Based on a review of the dietary intake results and PTSD, it was not a surprise that fiber intakes were associated with lower odds of PTSD; however, this benefit was not significant beyond average intakes of three or more fiber sources daily. Because high fiber foods contain phytates which bind with trace minerals such as iron, zinc, and manganese and reduce their bioavailability [92], higher intakes may not impart the same mental health benefits. The findings that indicated higher odds of PTSD with increased intakes of pulses and nuts were surprising. The food frequency questions included sources such as peanut butter and also did not distinguish if the sources of pulses and nuts included less healthy components such as salt (e.g., salted nuts), fat (e.g., sauces with legumes such as pork and beans), and sugar (e.g., candied nuts) which may have impacted these findings. PTSD has been associated with overeating [91], which may suggest consumption of high amounts of these food items may be indicative of self-soothing behavior. The association of PTSD with intake of pastries and chocolate is not surprising as consumptions of these foods may be due to heightened appetite and eating psychopathologies associated with PTSD [91].

Limitations

The results of this study must be interpreted with caution due to several important limitations. Firstly, our sample was restricted to those aged 55 and older. Consequently, our findings cannot be generalized to younger populations. The use of cross-sectional data makes it impossible to infer causality. PTSD is a multi-factorial condition and many of the factors that may contribute to it, such as the nature and frequency of traumatic experience(s), were not available in the CLSA data set. We also did not have information on any therapy that the respondents had undergone. The measure of PTSD was based upon the DSM-IV, not the more current DSM-5. The latter reflects more up-to-date knowledge about the PTSD diagnosis. The use of self-report measures for many of the variables made misreporting and misclassification possible. We also did not control for other mental health conditions such as bipolar disorder [93], eating disorders [94], and personality disorders [95] which have been associated with PTSD but do not have prior traumatic experience as part of their diagnostic profiles. Lastly, the very low response rate and disproportionate number of participants with a university degree in the CLSA sample limits generalizability of the findings.

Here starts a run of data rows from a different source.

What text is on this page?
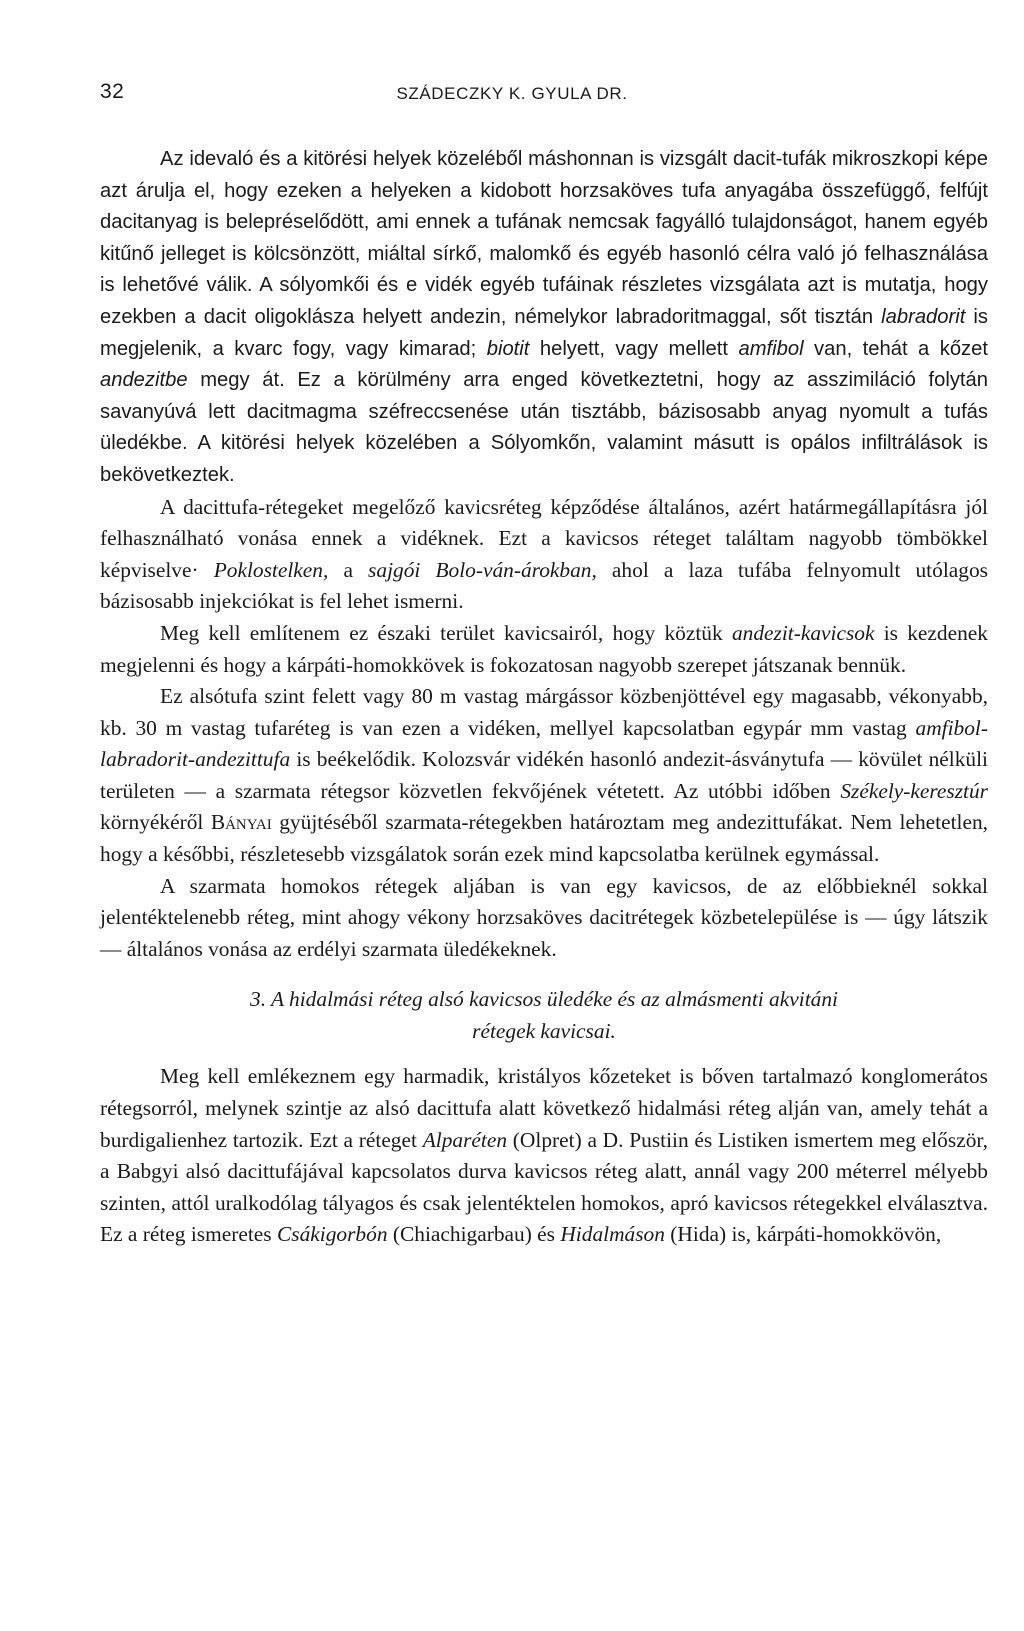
32	SZÁDECZKY K. GYULA DR.

Az idevaló és a kitörési helyek közeléből máshonnan is vizsgált dacit-tufák mikroszkopi képe azt árulja el, hogy ezeken a helyeken a kidobott horzsaköves tufa anyagába összefüggő, felfújt dacitanyag is belepréselődött, ami ennek a tufának nemcsak fagyálló tulajdonságot, hanem egyéb kitűnő jelleget is kölcsönzött, miáltal sírkő, malomkő és egyéb hasonló célra való jó felhasználása is lehetővé válik. A sólyomkői és e vidék egyéb tufáinak részletes vizsgálata azt is mutatja, hogy ezekben a dacit oligoklásza helyett andezin, némelykor labradoritmaggal, sőt tisztán labradorit is megjelenik, a kvarc fogy, vagy kimarad; biotit helyett, vagy mellett amfibol van, tehát a kőzet andezitbe megy át. Ez a körülmény arra enged következtetni, hogy az asszimiláció folytán savanyúvá lett dacitmagma széfreccsenése után tisztább, bázisosabb anyag nyomult a tufás üledékbe. A kitörési helyek közelében a Sólyomkőn, valamint másutt is opálos infiltrálások is bekövetkeztek.

A dacittufa-rétegeket megelőző kavicsréteg képződése általános, azért határmegállapításra jól felhasználható vonása ennek a vidéknek. Ezt a kavicsos réteget találtam nagyobb tömbökkel képviselve· Poklostelken, a sajgói Bolo-ván-árokban, ahol a laza tufába felnyomult utólagos bázisosabb injekciókat is fel lehet ismerni.

Meg kell említenem ez északi terület kavicsairól, hogy köztük andezit-kavicsok is kezdenek megjelenni és hogy a kárpáti-homokkövek is fokozatosan nagyobb szerepet játszanak bennük.

Ez alsótufa szint felett vagy 80 m vastag márgássor közbenjöttével egy magasabb, vékonyabb, kb. 30 m vastag tufaréteg is van ezen a vidéken, mellyel kapcsolatban egypár mm vastag amfibol-labradorit-andezittufa is beékelődik. Kolozsvár vidékén hasonló andezit-ásványtufa — kövület nélküli területen — a szarmata rétegsor közvetlen fekvőjének vétetett. Az utóbbi időben Székely-keresztúr környékéről Bányai gyüjtéséből szarmata-rétegekben határoztam meg andezittufákat. Nem lehetetlen, hogy a későbbi, részletesebb vizsgálatok során ezek mind kapcsolatba kerülnek egymással.

A szarmata homokos rétegek aljában is van egy kavicsos, de az előbbieknél sokkal jelentéktelenebb réteg, mint ahogy vékony horzsaköves dacitrétegek közbetelepülése is — úgy látszik — általános vonása az erdélyi szarmata üledékeknek.

3. A hidalmási réteg alsó kavicsos üledéke és az almásmenti akvitáni
rétegek kavicsai.

Meg kell emlékeznem egy harmadik, kristályos kőzeteket is bőven tartalmazó konglomerátos rétegsorról, melynek szintje az alsó dacittufa alatt következő hidalmási réteg alján van, amely tehát a burdigalienhez tartozik. Ezt a réteget Alparéten (Olpret) a D. Pustiin és Listiken ismertem meg először, a Babgyi alsó dacittufájával kapcsolatos durva kavicsos réteg alatt, annál vagy 200 méterrel mélyebb szinten, attól uralkodólag tályagos és csak jelentéktelen homokos, apró kavicsos rétegekkel elválasztva. Ez a réteg ismeretes Csákigorbón (Chiachigarbau) és Hidalmáson (Hida) is, kárpáti-homokkövön,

Despite the investigative limitations noted here, this study had a very large sample size that enabled a comprehensive assessment of associations between PTSD and various factors, including immigration status, ethnicity, and nutritional intake. Suggestions for future investigations include oversampling different ethnic groups to allow for ethnic-specific analyses, examining longitudinal data to explore relationship trajectories between PTSD and health determinants post-settlement, and conducting qualitative work to gain important insights into the experience of PTSD among visible minority immigrants.

Conclusion

PTSD contributes to significant morbidity and is associated with substantial indirect costs to the economy due to lost work and extensive health care-related needs [7]. The current study found important differences by immigrant and visible minority status, with those who were immigrants from visible minority groups having a higher prevalence of PTSD than both white immigrants and white and visible minority respondents born in Canada. This association was robust across various analyses that accounted for various demographic, social, economic, health status, health behaviors, nutrition status, and dietary intake indicators. This suggests that immigrant groups may differ in their experience of and/or responses and susceptibility to traumatic events. This investigation provides important insights for policy and program development to mitigate PTSD among mid-age and older adults, particularly for marginalized groups such as visible minority immigrants. Future investigations that use estimate models such as these as well as longitudinal analyses may better inform mental health practice and policies to both prevent and treat PTSD.